I went to TK Maxx (TJ Maxx in the US, go figure!) earlier today; I was looking for more cashmere to satisfy my new-found obsession with goat hair. I came across a strange garment: a kind of knitted tabard, i.e. a sleeveless, collarless, rather charmless nothing piece of clothing. It was originally on sale at French Connection for £50. TK Maxx was selling it for £16.99. And even at that price it was too expensive.
I was brought up in the rag trade district in Paris, aka the Marais – pre-art galleries and bijou boutiques. My father was a confectionneur de vêtements imperméables (he made raincoats) and we never bought any garments in shops: we bought everything at wholesale prices. It was great but it also meant that I never had any interest in clothes.

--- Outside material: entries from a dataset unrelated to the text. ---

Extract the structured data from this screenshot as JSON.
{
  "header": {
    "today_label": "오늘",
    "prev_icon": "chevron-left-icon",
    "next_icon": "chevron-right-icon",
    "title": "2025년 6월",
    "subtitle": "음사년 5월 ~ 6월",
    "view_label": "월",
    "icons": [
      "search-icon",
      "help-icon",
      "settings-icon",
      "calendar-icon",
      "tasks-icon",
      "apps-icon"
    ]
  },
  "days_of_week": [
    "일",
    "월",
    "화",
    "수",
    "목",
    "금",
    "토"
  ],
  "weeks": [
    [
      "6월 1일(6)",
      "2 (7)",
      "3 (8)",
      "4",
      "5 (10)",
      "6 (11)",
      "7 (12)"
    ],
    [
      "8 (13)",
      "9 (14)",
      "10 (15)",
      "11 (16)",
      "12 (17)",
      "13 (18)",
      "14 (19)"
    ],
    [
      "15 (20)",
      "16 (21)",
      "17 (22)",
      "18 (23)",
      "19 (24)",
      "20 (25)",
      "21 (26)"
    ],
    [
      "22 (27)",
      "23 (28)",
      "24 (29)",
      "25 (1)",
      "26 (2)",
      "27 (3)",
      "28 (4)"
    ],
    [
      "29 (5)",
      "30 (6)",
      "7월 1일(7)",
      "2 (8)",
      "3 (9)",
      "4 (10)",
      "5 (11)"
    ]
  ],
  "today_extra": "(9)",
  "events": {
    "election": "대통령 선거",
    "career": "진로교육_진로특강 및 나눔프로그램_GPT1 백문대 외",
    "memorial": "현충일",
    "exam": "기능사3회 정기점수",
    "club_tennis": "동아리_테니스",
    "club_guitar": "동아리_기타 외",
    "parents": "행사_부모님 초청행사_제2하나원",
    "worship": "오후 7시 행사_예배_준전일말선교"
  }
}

They were things that my parents’ friends and acquaintances provided, and choice was limited to what those people could offer.
But those people, who had workshops in the area, also supplied famous labels. I’ve always known that even prestigious prêt-à-porter garments are made in less than prestigious surroundings. In the ‘70s, I lived just outside the Marais, in a quiet back street, next door to the workshops where Louis Vuitton bags and accessories were being made: every night, dustbins full of scraps of that horrible plastic LV-stamped material would be put on the pavement outside. I smile when I see people queuing to be admitted into the Louis Vuitton boutique in Selfridges and see the prices those bags are sold for.
In 1962, my parents opened a shop in Nice and started selling not only raincoats, which my father no longer made, but leather and suede garments, and I learned to recognize quality. I know what good leather should look and feel like. And, more to the point, what it’s worth.
Today, in TK Maxx, faced with that ridiculous piece of knitwear, I wanted to slap retailers who charge outrageous mark-ups so here goes: slap!
PS. I bought a lovely purple sweater (not cashmere), from some American label: it’s beautifully cut and finished. The original price was ludicrous: £146. It was reduced to £12.99 and probably worth around £30. A real bargain.